Pie with Vegetables and Chicken


Rating: 3.25 / 5.00 (8 Votes)


Total time: 45 min

Servings: 4.0 (servings)

Dough:






Filling:























Sauce:










Instructions:

Put the flour for the dough in a large enough bowl with the salt form. Add the cold butter piece by piece and quickly prepare the whole together to a semolina-like mixture. Last but not least, add the water by the spoonful, quickly assembling the dough. Form a ball and leave to cool for an hour with the lid closed.

Prepare the vegetables ready for cooking. Bring the white wine to a boil with water, bay spice and a little salt and briefly blanch each vegetable in it. Remove the vegetables with a sieve ladle and set aside.

Reduce the vegetable stock to 2 dl (based on 4 servings).
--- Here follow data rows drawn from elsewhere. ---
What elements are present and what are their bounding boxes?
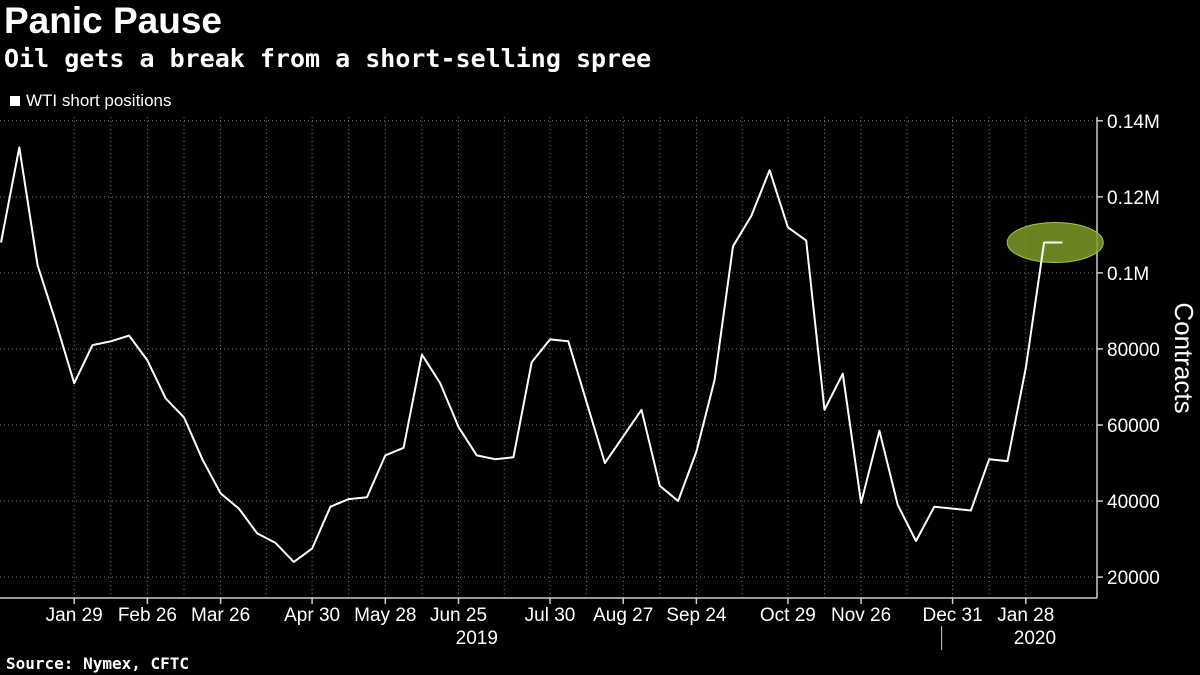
x-year-label: 2019: [456, 628, 498, 649]
x-tick-label: Jun 25: [430, 605, 487, 626]
legend-label: WTI short positions: [26, 91, 172, 110]
x-year-label: 2020: [1014, 628, 1056, 649]
y-axis-label: Contracts: [1169, 302, 1199, 413]
y-tick-label: 40000: [1107, 492, 1160, 513]
x-tick-label: Jul 30: [525, 605, 576, 626]
chart-subtitle: Oil gets a break from a short-selling sp…: [4, 44, 652, 73]
y-tick-label: 0.1M: [1107, 264, 1149, 285]
x-tick-label: Feb 26: [118, 605, 177, 626]
series-line-wti-short-positions: [0, 146, 1063, 563]
y-tick-label: 0.14M: [1107, 112, 1160, 133]
legend-swatch: [10, 96, 20, 106]
legend: WTI short positions: [10, 91, 172, 111]
x-tick-label: May 28: [354, 605, 416, 626]
x-tick-label: Dec 31: [922, 605, 982, 626]
x-tick-label: Jan 28: [997, 605, 1054, 626]
y-tick-label: 80000: [1107, 340, 1160, 361]
y-tick-label: 20000: [1107, 568, 1160, 589]
y-tick-label: 0.12M: [1107, 188, 1160, 209]
chart-title: Panic Pause: [4, 0, 223, 41]
x-tick-label: Aug 27: [593, 605, 653, 626]
source-note: Source: Nymex, CFTC: [6, 654, 190, 673]
x-tick-label: Mar 26: [191, 605, 250, 626]
x-tick-label: Nov 26: [831, 605, 891, 626]
x-tick-label: Sep 24: [666, 605, 727, 626]
x-tick-label: Oct 29: [760, 605, 816, 626]
y-tick-label: 60000: [1107, 416, 1160, 437]
x-tick-label: Apr 30: [284, 605, 340, 626]
x-tick-label: Jan 29: [46, 605, 103, 626]
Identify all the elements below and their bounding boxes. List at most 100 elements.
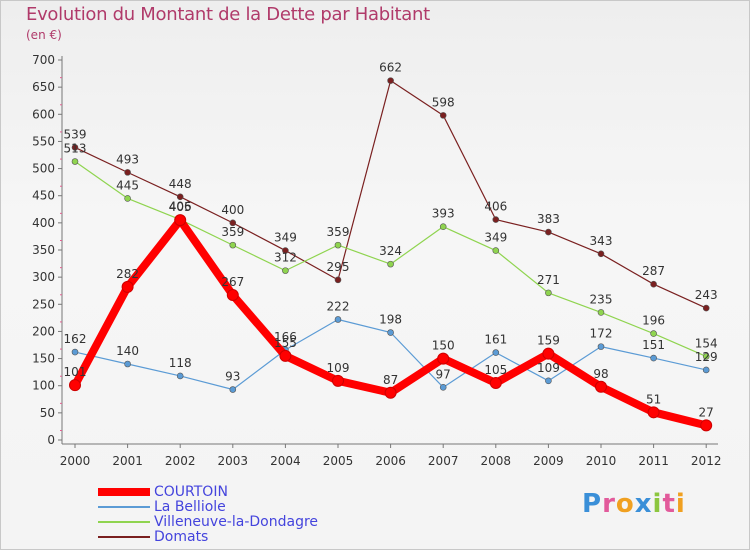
- data-label: 359: [327, 225, 350, 239]
- data-label: 383: [537, 212, 560, 226]
- legend-swatch: [98, 520, 150, 523]
- data-point: [439, 384, 447, 391]
- data-label: 109: [327, 361, 350, 375]
- y-tick-label: 50: [40, 406, 55, 420]
- data-label: 267: [221, 275, 244, 289]
- y-tick-label: 550: [32, 134, 55, 148]
- data-point: [229, 241, 237, 249]
- x-tick-label: 2007: [428, 454, 459, 468]
- data-label: 406: [169, 200, 192, 214]
- data-label: 140: [116, 344, 139, 358]
- data-label: 287: [642, 264, 665, 278]
- data-label: 448: [169, 177, 192, 191]
- data-label: 105: [484, 363, 507, 377]
- legend-label: Villeneuve-la-Dondagre: [154, 513, 319, 530]
- data-label: 154: [695, 336, 718, 350]
- data-label: 161: [484, 333, 507, 347]
- x-tick-label: 2008: [481, 454, 512, 468]
- data-point: [702, 366, 710, 374]
- data-point: [545, 377, 552, 385]
- data-label: 493: [116, 152, 139, 166]
- data-point: [334, 241, 342, 249]
- data-label: 406: [484, 200, 507, 214]
- data-point: [650, 330, 657, 337]
- y-tick-label: 700: [32, 53, 55, 67]
- data-point: [647, 406, 660, 419]
- data-point: [650, 280, 657, 288]
- x-tick-label: 2011: [638, 454, 669, 468]
- data-point: [387, 77, 394, 84]
- data-label: 51: [646, 392, 661, 406]
- x-tick-label: 2005: [323, 454, 354, 468]
- data-point: [489, 377, 502, 389]
- y-tick-label: 350: [32, 243, 55, 257]
- data-label: 97: [436, 367, 451, 381]
- data-label: 349: [484, 231, 507, 245]
- x-tick-label: 2001: [112, 454, 143, 468]
- x-tick-label: 2012: [691, 454, 722, 468]
- legend-swatch: [98, 487, 150, 496]
- data-point: [597, 309, 605, 316]
- legend-swatch: [98, 505, 150, 508]
- data-point: [229, 386, 237, 393]
- data-point: [595, 380, 607, 393]
- data-label: 243: [695, 288, 718, 302]
- data-point: [71, 348, 79, 356]
- data-point: [69, 379, 81, 392]
- data-point: [124, 169, 131, 176]
- data-label: 271: [537, 273, 560, 287]
- y-tick-label: 650: [32, 80, 55, 94]
- legend-item: Domats: [98, 529, 318, 545]
- data-label: 101: [64, 365, 87, 379]
- y-tick-label: 100: [32, 379, 55, 393]
- data-label: 222: [327, 299, 350, 313]
- data-label: 172: [590, 327, 613, 341]
- data-point: [334, 276, 342, 284]
- data-label: 400: [221, 203, 244, 217]
- data-label: 598: [432, 95, 455, 109]
- data-point: [492, 349, 500, 356]
- data-point: [176, 372, 184, 380]
- chart-title: Evolution du Montant de la Dette par Hab…: [26, 4, 430, 25]
- data-point: [282, 247, 289, 254]
- data-point: [650, 354, 657, 362]
- data-point: [700, 419, 713, 432]
- data-label: 27: [699, 405, 714, 419]
- x-tick-label: 2003: [218, 454, 249, 468]
- x-tick-label: 2010: [586, 454, 617, 468]
- y-tick-label: 300: [32, 270, 55, 284]
- x-tick-label: 2000: [60, 454, 91, 468]
- data-point: [437, 352, 450, 365]
- data-label: 662: [379, 61, 402, 75]
- x-tick-label: 2004: [270, 454, 301, 468]
- data-point: [282, 267, 289, 274]
- data-point: [229, 219, 237, 227]
- data-point: [176, 193, 184, 201]
- data-point: [545, 289, 552, 297]
- data-label: 235: [590, 292, 613, 306]
- legend-swatch: [98, 535, 150, 538]
- data-label: 349: [274, 231, 297, 245]
- data-point: [124, 360, 131, 368]
- y-tick-label: 500: [32, 162, 55, 176]
- y-tick-label: 150: [32, 352, 55, 366]
- data-label: 87: [383, 373, 398, 387]
- data-label: 98: [593, 367, 608, 381]
- data-label: 405: [169, 200, 192, 214]
- data-label: 295: [327, 260, 350, 274]
- series-line-domats: [74, 80, 707, 309]
- data-point: [226, 289, 239, 302]
- proxiti-logo: Proxiti: [582, 489, 686, 519]
- data-label: 118: [169, 356, 192, 370]
- data-point: [702, 304, 710, 312]
- data-point: [334, 316, 342, 323]
- data-point: [384, 386, 397, 399]
- data-point: [387, 329, 394, 336]
- legend-item: COURTOIN: [98, 484, 318, 500]
- data-label: 93: [225, 370, 240, 384]
- data-label: 393: [432, 207, 455, 221]
- data-point: [121, 280, 134, 293]
- data-point: [174, 214, 187, 227]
In a frying pan, brown the bacon cubes, remove them from the fat and mix them with the blanched vegetables. In the same fat, with a little more oil, fry the chicken breasts cut into medium pieces, season with curry, fresh ginger, a little salt and pepper. Add the raisins, mushrooms and sunflower seeds and fry everything together briefly.

Extinguish with the soy sauce and add to the vegetable form.
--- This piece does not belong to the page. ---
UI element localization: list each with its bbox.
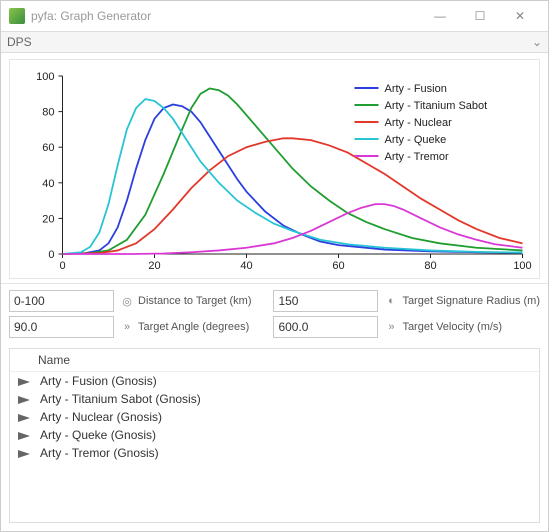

In the same frying pan, melt the raw sugar and butter, lightly caramelize the peeled and thinly sliced pears and remove the frying pan from the heat.

Fill the vegetable-meat mixture into a gratin dish, cover it with the pear slices and moisten it with the boiled down vegetable stock. Roll out the dough according to the shape, round or oval, and cover the dish with it.